While looking for an article about failure, I came across many references to the ‘failure rates’ of startups. While the number of unsuccessful startups is quite high, the successful ones often more than make up for it in the returns investors receive. In my research, I came across an interesting blog post, written anonymously, titled “My Startup has 30 Days to Live”. The post describes a situation in which the founder finds his company in a spiral towards an inevitable failure with, you guessed it, only 30 days to live. The author reflects on the mistakes he made along the way, including building a team of people he loved, but people that couldn’t build a sustainable company, and joining an accelerator followed by rounds of VC funding. Interestingly the exercise seems very therapeutic and the author in the end realizes that he’s happy he quit his job and decided to start a company. While the fear of not being able to pay his staff is certainly terrifying, he still manages to see the bright side of things.
I’ve come to realize that many people in the US especially, are generally pretty good at taking failure on the chin and continuing on. The US has a culture where failure is acceptable, and in a lot of cases, even desired. There are countless stories of people in professional settings who have been rewarded for failing, from the VCs who will only invest in founders who have failed, to the managers who refuse to fire employees that made a big mistake because in their eyes, they just spent $X to train that person and to make sure they won’t make the same mistake again.
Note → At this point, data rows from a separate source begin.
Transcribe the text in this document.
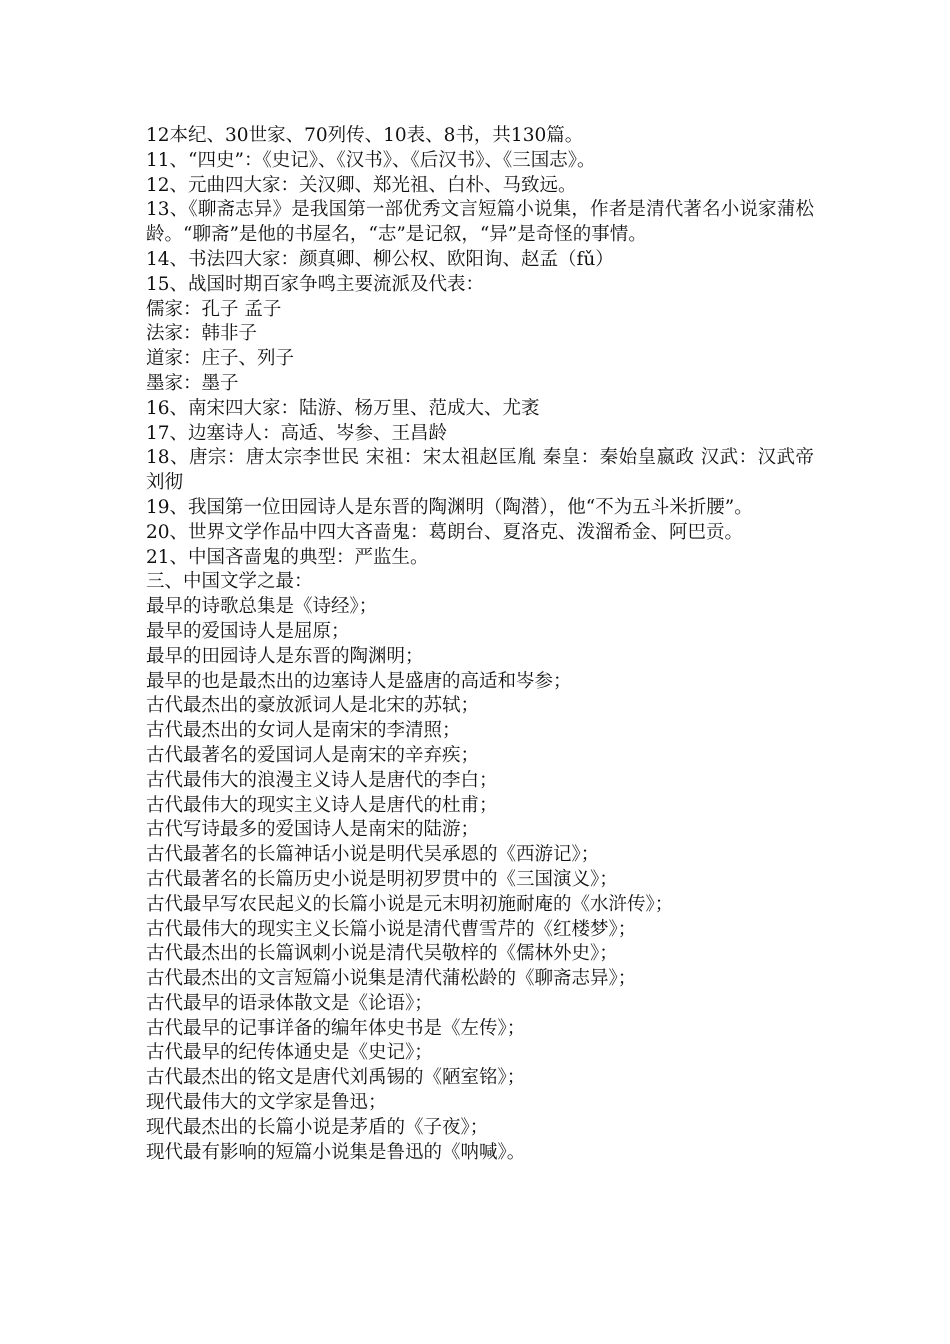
12本纪、30世家、70列传、10表、8书，共130篇。

11、“四史”：《史记》、《汉书》、《后汉书》、《三国志》。

12、元曲四大家：关汉卿、郑光祖、白朴、马致远。

13、《聊斋志异》是我国第一部优秀文言短篇小说集，作者是清代著名小说家蒲松龄。“聊斋”是他的书屋名，“志”是记叙，“异”是奇怪的事情。

14、书法四大家：颜真卿、柳公权、欧阳询、赵孟（fǔ）

15、战国时期百家争鸣主要流派及代表：

儒家：孔子 孟子

法家：韩非子

道家：庄子、列子

墨家：墨子

16、南宋四大家：陆游、杨万里、范成大、尤袤

17、边塞诗人：高适、岑参、王昌龄

18、唐宗：唐太宗李世民 宋祖：宋太祖赵匡胤 秦皇：秦始皇嬴政 汉武：汉武帝刘彻

19、我国第一位田园诗人是东晋的陶渊明（陶潜），他“不为五斗米折腰”。

20、世界文学作品中四大吝啬鬼：葛朗台、夏洛克、泼溜希金、阿巴贡。

21、中国吝啬鬼的典型：严监生。

三、中国文学之最：

最早的诗歌总集是《诗经》；

最早的爱国诗人是屈原；

最早的田园诗人是东晋的陶渊明；

最早的也是最杰出的边塞诗人是盛唐的高适和岑参；

古代最杰出的豪放派词人是北宋的苏轼；

古代最杰出的女词人是南宋的李清照；

古代最著名的爱国词人是南宋的辛弃疾；

古代最伟大的浪漫主义诗人是唐代的李白；

古代最伟大的现实主义诗人是唐代的杜甫；

古代写诗最多的爱国诗人是南宋的陆游；

古代最著名的长篇神话小说是明代吴承恩的《西游记》；

古代最著名的长篇历史小说是明初罗贯中的《三国演义》；

古代最早写农民起义的长篇小说是元末明初施耐庵的《水浒传》；

古代最伟大的现实主义长篇小说是清代曹雪芹的《红楼梦》；

古代最杰出的长篇讽刺小说是清代吴敬梓的《儒林外史》；

古代最杰出的文言短篇小说集是清代蒲松龄的《聊斋志异》；

古代最早的语录体散文是《论语》；

古代最早的记事详备的编年体史书是《左传》；

古代最早的纪传体通史是《史记》；

古代最杰出的铭文是唐代刘禹锡的《陋室铭》；

现代最伟大的文学家是鲁迅；

现代最杰出的长篇小说是茅盾的《子夜》；

现代最有影响的短篇小说集是鲁迅的《呐喊》。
On a personal note, I can think of many failures of mine, both professionally and personally. But I’ve always made an effort to not dwell on those failures as negatives, but instead look at them as positive learning experiences. On the professional side, I spent many years in positions where I wasn’t entirely happy, but stayed in those positions for fear of falling behind in the great race to success. I’ve also spent time working on multiple projects that ultimately failed for a variety of reasons ranging from inexperience, lack of vision and a desire to make things perfect thereby missing the market entirely. Each of those experiences have taught me many valuable lessons that I will be able to use forever.